Appena tre anni fa, insieme al fiorente giardino dell’Eden dell’Est Europa, la Germania appariva come la terra dell’oro per Unicredit. Oggi è invece la fonte da cui sgorgano i guai per l’istituto di Piazza Cordusio.

Il governo tedesco ha infatti approvato una bozza di legge che consente allo Stato la nazionalizzazione delle banche in difficoltà. Un provvedimento che consente a Berlino di prendere il controllo dell’immobiliare Hypo Real Estate e lascia aperta la possibilità di un’espropriazione degli azionisti come ultima risorsa. C’è poco da fare. Quella delle banche tedesche è una crisi che spaventa: non a caso il mese scorso il governo tedesco ha incamerato una quota del 25% di Commerzbank.



La Germania sembra un fiume in piena che rischia di travolgere la banca traghettata da Alessandro Profumo, sprofondata in Borsa ai minimi degli ultimi 12 mesi. Del resto Unicredit non può certo sperare in un intervento statale da parte di Berlino.

E c’è di più. Tutto il sistema finanziario dell’Europa dell’Est sta pericolosamente scricchiolando. Compresa la Russia dopo che il premier Vladimir Putin ha messo la firma a un secondo pacchetto di aiuti al sistema creditizio da circa 47 miliardi di euro. Sembra paradossale, ma i punti di forza di Unicredit si stanno trasformando nella sua condanna.



Proprio dalla radiografia degli impieghi emergono i sintomi più preoccupanti. In totale gli impieghi del gruppo Unicredit nella zona ammontavano a fine settembre a 88,4 miliardi di euro. La quota maggiore è in Polonia (21,7 miliardi di euro), la Russia è al secondo posto con 10,6 miliardi di euro e di seguito ci sono la Croazia (8,1 miliardi), la Repubblica Ceca (6,7 miliardi) e l’Ucraina (4,5 miliardi).

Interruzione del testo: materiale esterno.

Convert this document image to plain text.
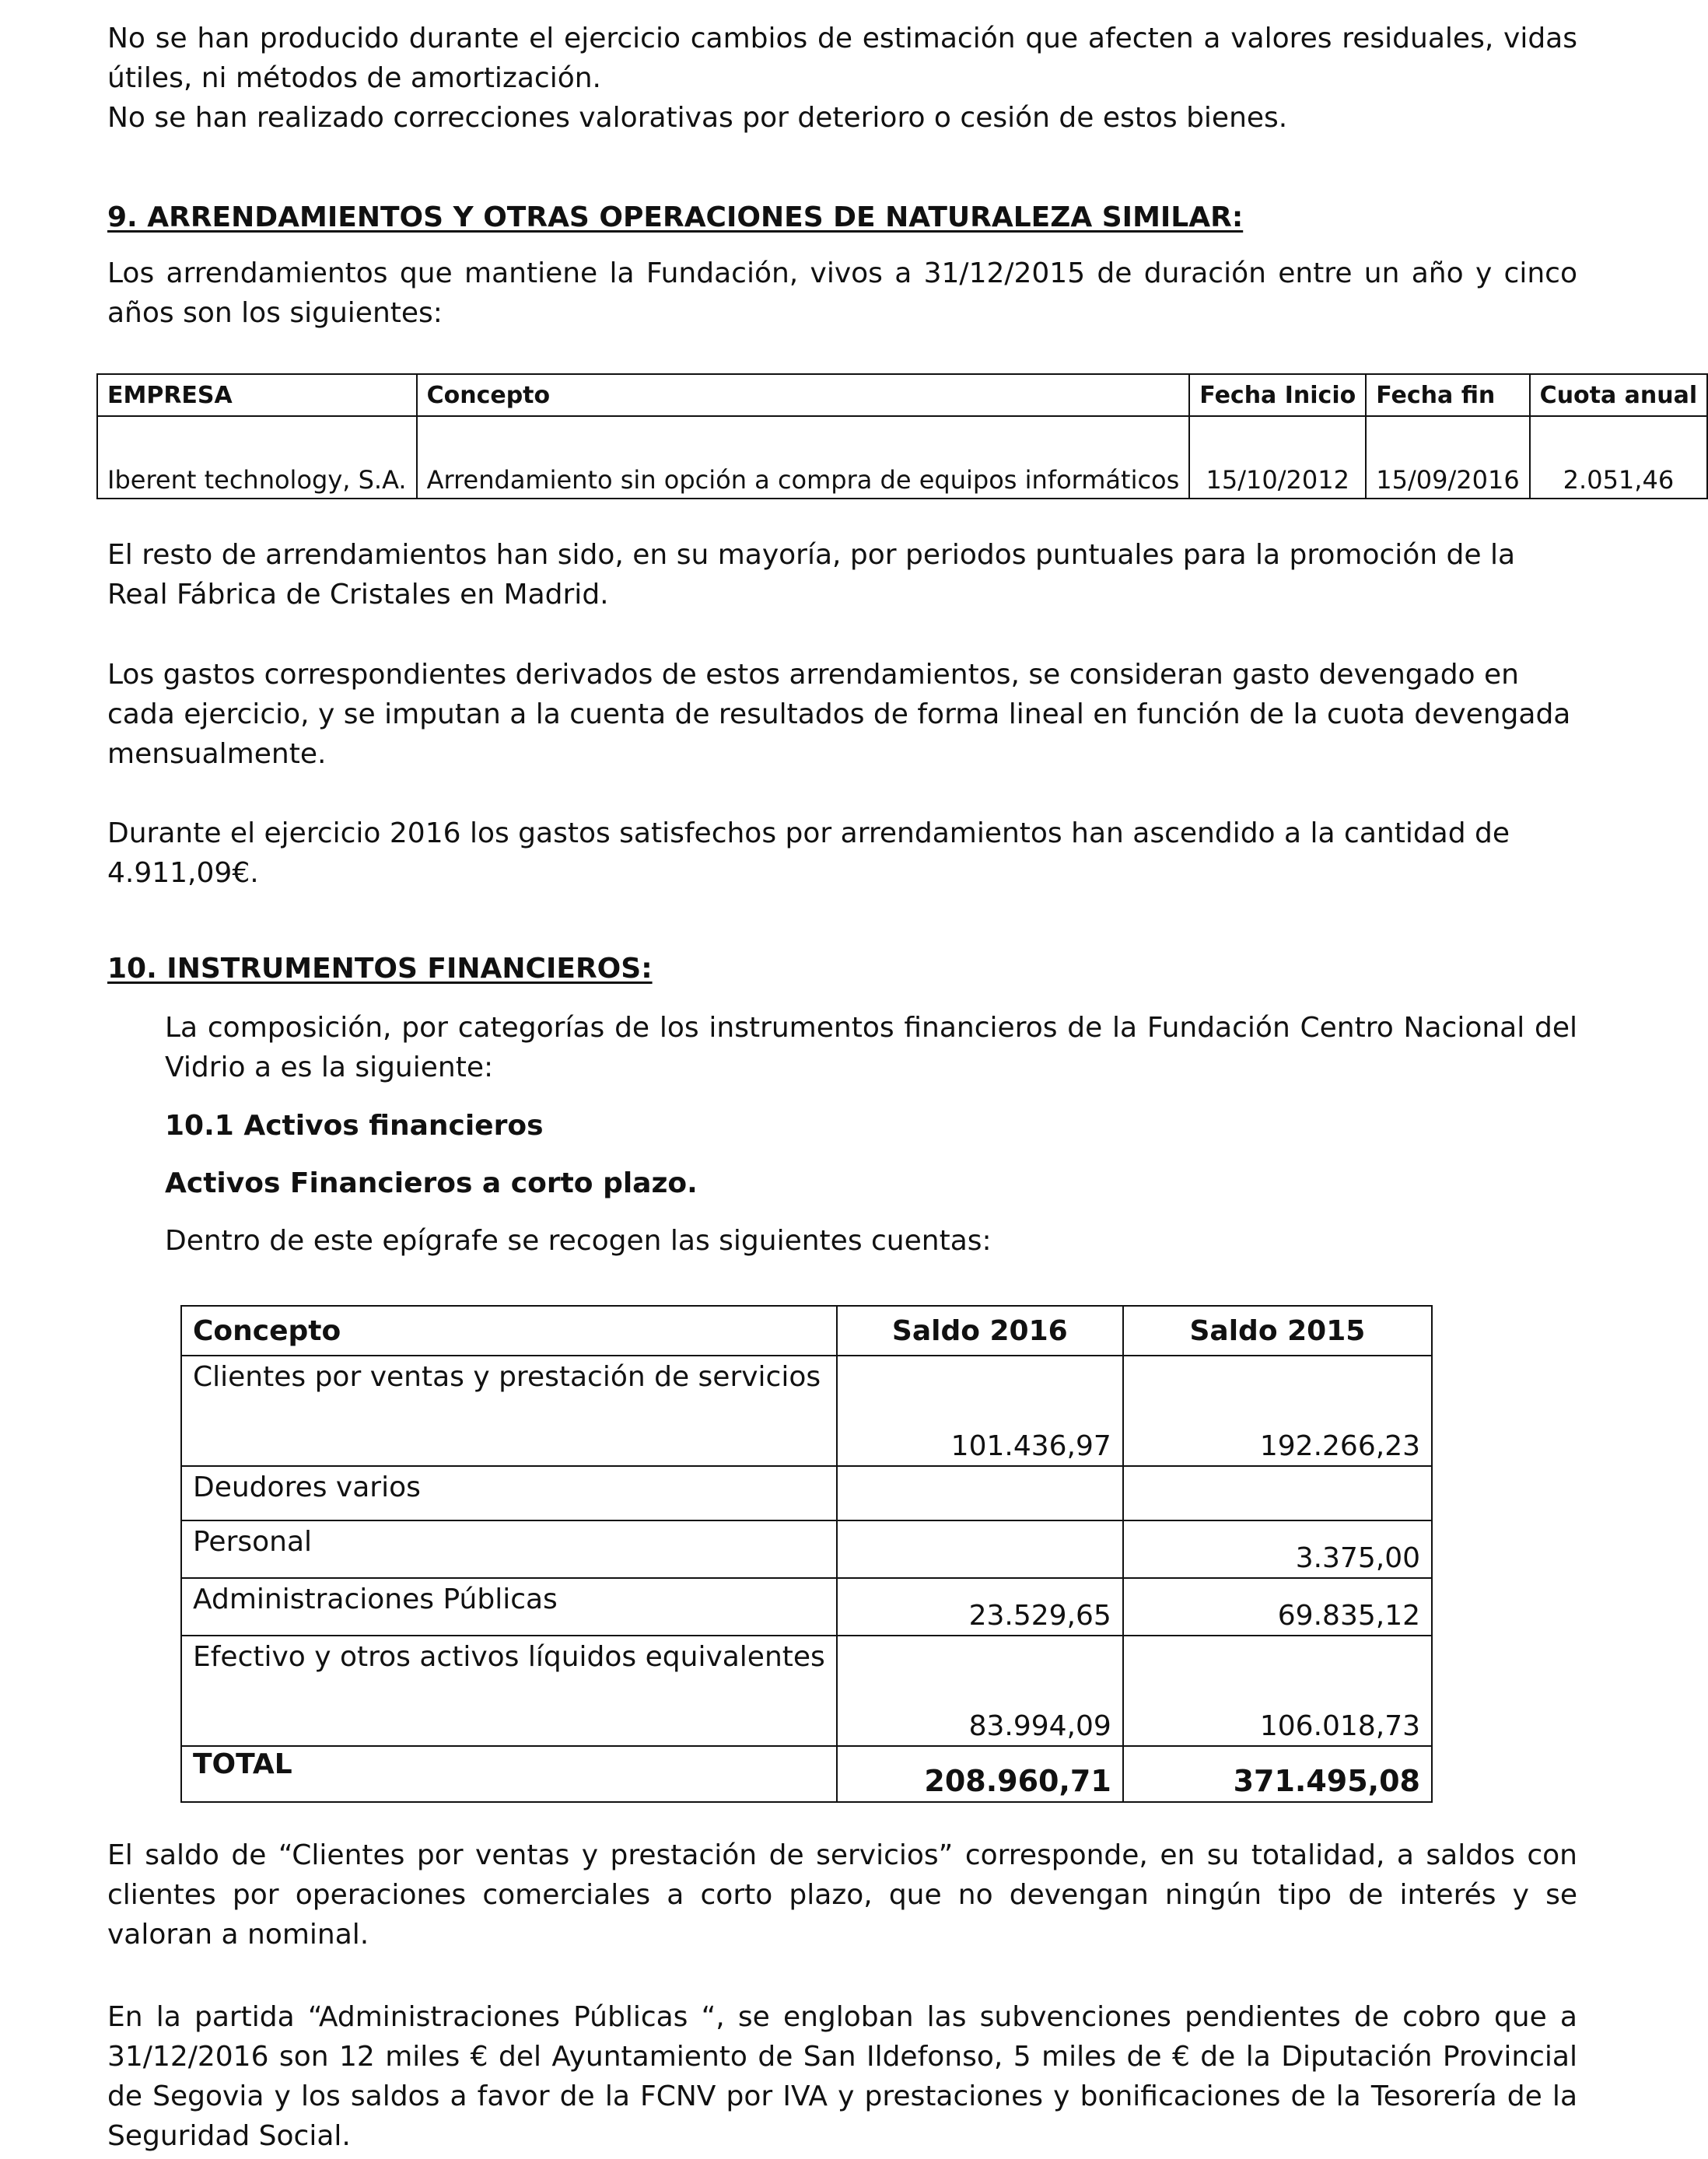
No se han producido durante el ejercicio cambios de estimación que afecten a valores residuales, vidas útiles, ni métodos de amortización.

No se han realizado correcciones valorativas por deterioro o cesión de estos bienes.

9. ARRENDAMIENTOS Y OTRAS OPERACIONES DE NATURALEZA SIMILAR:

Los arrendamientos que mantiene la Fundación, vivos a 31/12/2015 de duración entre un año y cinco años son los siguientes:

EMPRESA	Concepto	Fecha Inicio	Fecha fin	Cuota anual
Iberent technology, S.A.	Arrendamiento sin opción a compra de equipos informáticos	15/10/2012	15/09/2016	2.051,46

El resto de arrendamientos han sido, en su mayoría, por periodos puntuales para la promoción de la Real Fábrica de Cristales en Madrid.

Los gastos correspondientes derivados de estos arrendamientos, se consideran gasto devengado en cada ejercicio, y se imputan a la cuenta de resultados de forma lineal en función de la cuota devengada mensualmente.

Durante el ejercicio 2016 los gastos satisfechos por arrendamientos han ascendido a la cantidad de 4.911,09€.

10. INSTRUMENTOS FINANCIEROS:

La composición, por categorías de los instrumentos financieros de la Fundación Centro Nacional del Vidrio a es la siguiente:

10.1 Activos financieros

Activos Financieros a corto plazo.

Dentro de este epígrafe se recogen las siguientes cuentas:

Concepto	Saldo 2016	Saldo 2015
Clientes por ventas y prestación de servicios	101.436,97	192.266,23
Deudores varios		
Personal		3.375,00
Administraciones Públicas	23.529,65	69.835,12
Efectivo y otros activos líquidos equivalentes	83.994,09	106.018,73
TOTAL	208.960,71	371.495,08

El saldo de “Clientes por ventas y prestación de servicios” corresponde, en su totalidad, a saldos con clientes por operaciones comerciales a corto plazo, que no devengan ningún tipo de interés y se valoran a nominal.

En la partida “Administraciones Públicas “, se engloban las subvenciones pendientes de cobro que a 31/12/2016 son 12 miles € del Ayuntamiento de San Ildefonso, 5 miles de € de la Diputación Provincial de Segovia y los saldos a favor de la FCNV por IVA y prestaciones y bonificaciones de la Tesorería de la Seguridad Social.
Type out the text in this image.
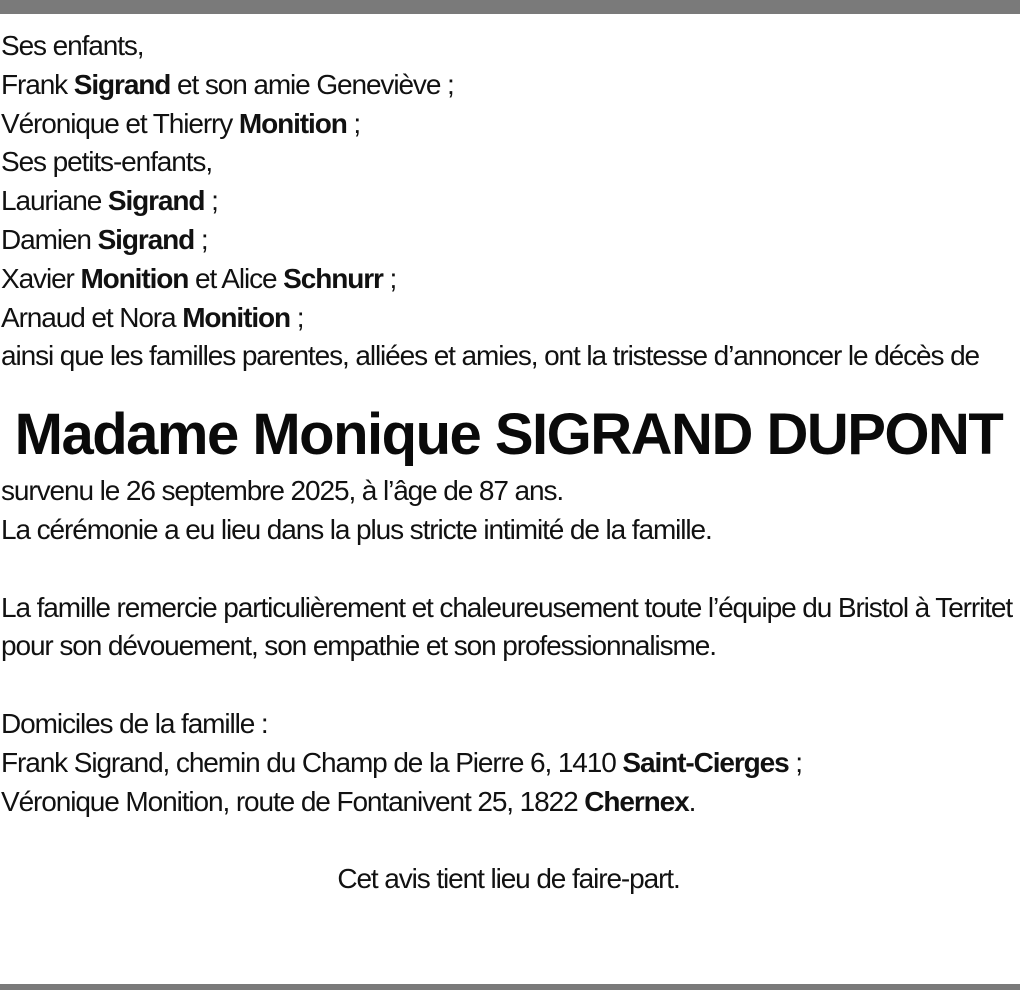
Ses enfants,
Frank Sigrand et son amie Geneviève ;
Véronique et Thierry Monition ;
Ses petits-enfants,
Lauriane Sigrand ;
Damien Sigrand ;
Xavier Monition et Alice Schnurr ;
Arnaud et Nora Monition ;
ainsi que les familles parentes, alliées et amies, ont la tristesse d’annoncer le décès de
Madame Monique SIGRAND DUPONT
survenu le 26 septembre 2025, à l’âge de 87 ans.
La cérémonie a eu lieu dans la plus stricte intimité de la famille.
La famille remercie particulièrement et chaleureusement toute l’équipe du Bristol à Territet pour son dévouement, son empathie et son professionnalisme.
Domiciles de la famille :
Frank Sigrand, chemin du Champ de la Pierre 6, 1410 Saint-Cierges ;
Véronique Monition, route de Fontanivent 25, 1822 Chernex.
Cet avis tient lieu de faire-part.
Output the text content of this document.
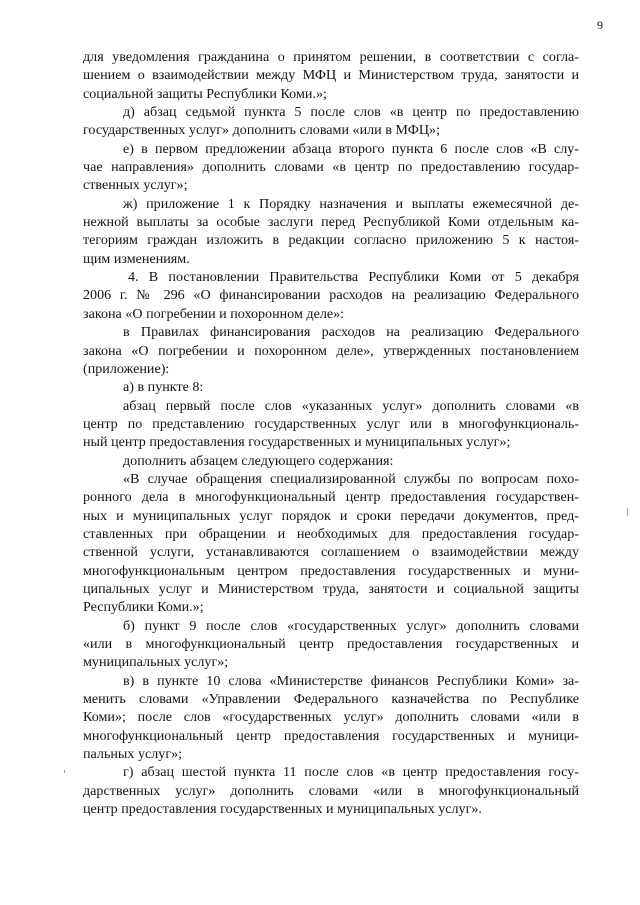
9

для уведомления гражданина о принятом решении, в соответствии с согла-
шением о взаимодействии между МФЦ и Министерством труда, занятости и
социальной защиты Республики Коми.»;

д) абзац седьмой пункта 5 после слов «в центр по предоставлению
государственных услуг» дополнить словами «или в МФЦ»;

е) в первом предложении абзаца второго пункта 6 после слов «В слу-
чае направления» дополнить словами «в центр по предоставлению государ-
ственных услуг»;

ж) приложение 1 к Порядку назначения и выплаты ежемесячной де-
нежной выплаты за особые заслуги перед Республикой Коми отдельным ка-
тегориям граждан изложить в редакции согласно приложению 5 к настоя-
щим изменениям.

4. В постановлении Правительства Республики Коми от 5 декабря
2006 г. № 296 «О финансировании расходов на реализацию Федерального
закона «О погребении и похоронном деле»:

в Правилах финансирования расходов на реализацию Федерального
закона «О погребении и похоронном деле», утвержденных постановлением
(приложение):

а) в пункте 8:

абзац первый после слов «указанных услуг» дополнить словами «в
центр по представлению государственных услуг или в многофункциональ-
ный центр предоставления государственных и муниципальных услуг»;

дополнить абзацем следующего содержания:

«В случае обращения специализированной службы по вопросам похо-
ронного дела в многофункциональный центр предоставления государствен-
ных и муниципальных услуг порядок и сроки передачи документов, пред-
ставленных при обращении и необходимых для предоставления государ-
ственной услуги, устанавливаются соглашением о взаимодействии между
многофункциональным центром предоставления государственных и муни-
ципальных услуг и Министерством труда, занятости и социальной защиты
Республики Коми.»;

б) пункт 9 после слов «государственных услуг» дополнить словами
«или в многофункциональный центр предоставления государственных и
муниципальных услуг»;

в) в пункте 10 слова «Министерстве финансов Республики Коми» за-
менить словами «Управлении Федерального казначейства по Республике
Коми»; после слов «государственных услуг» дополнить словами «или в
многофункциональный центр предоставления государственных и муници-
пальных услуг»;

г) абзац шестой пункта 11 после слов «в центр предоставления госу-
дарственных услуг» дополнить словами «или в многофункциональный
центр предоставления государственных и муниципальных услуг».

Nemmeno dal Kazakhstan arrivano buone notizie. Nel 2007 Unicredit rilevò Atf Bank, la quarta banca locale, mettendo sul piatto 1,7 miliardi di euro pari a circa 30 volte gli utili. Quello che sembrava un affare è diventato un bidone visto che il governo di Astana ha nazionalizzato i primi due istituti di credito del Paese e svalutato la moneta del 18%.



Insomma, il sistema finanziario dell’Europa dell’Est fa acqua da tutte le parti e mentre le banche più piccole galleggiano quelle più grandi rischiano di affondare. All’allarme di Moody’s si è aggiunta Standard & Poor’s, secondo cui «alcune banche europee come Unicredit hanno avuto un ruolo cruciale nell’ex blocco comunista, finanziandone la crescita e surriscaldando i sistemi bancari, e ora stanno soffrendo per la crisi dell’Europa Orientale».

Lo scenario diventa sempre più fosco: la fuga dei capitali esteri ha messo al tappeto le valute, soffocando le famiglie che si erano indebitate in euro per approfittare dei tassi bassi. Di conseguenza, le banche si trovano a fronteggiare il pericolo di un vertiginoso aumento dei clienti che non saranno in grado di pagare la rata del mutuo. E dovranno fare i conti pure con gli interventi dei diversi Stati a sostegno delle banche più strategiche e funzionali a quel sistema Paese.

Intanto Unicredit prova a rassicurare il mercato, sottolineando come «la diversificazione geografica sia un fattore positivo cruciale anche in fasi di rallentamento macroeconomico». L’ultimo paradosso per Unicredit giunge però dalle parole del presidente del Consiglio di Gestione di Intesa Sanpaolo, Enrico Salza: «Su Unicredit siamo intervenuti per senso di responsabilità. Auspichiamo che un grande gruppo come Unicredit possa stare in piedi perché è nel nostro interesse e nell’interesse del Paese».

Intesa Sanpaolo finanzierebbe infatti con 70 milioni la newco predisposta da Fondazione Crt e Carimonte, azioniste di Unicredit, per far fronte alle obbligazioni convertibili del Gruppo. Un tè caldo mentre infuria la tempesta. Ma soprattutto un segnale che il mondo è davvero cambiato.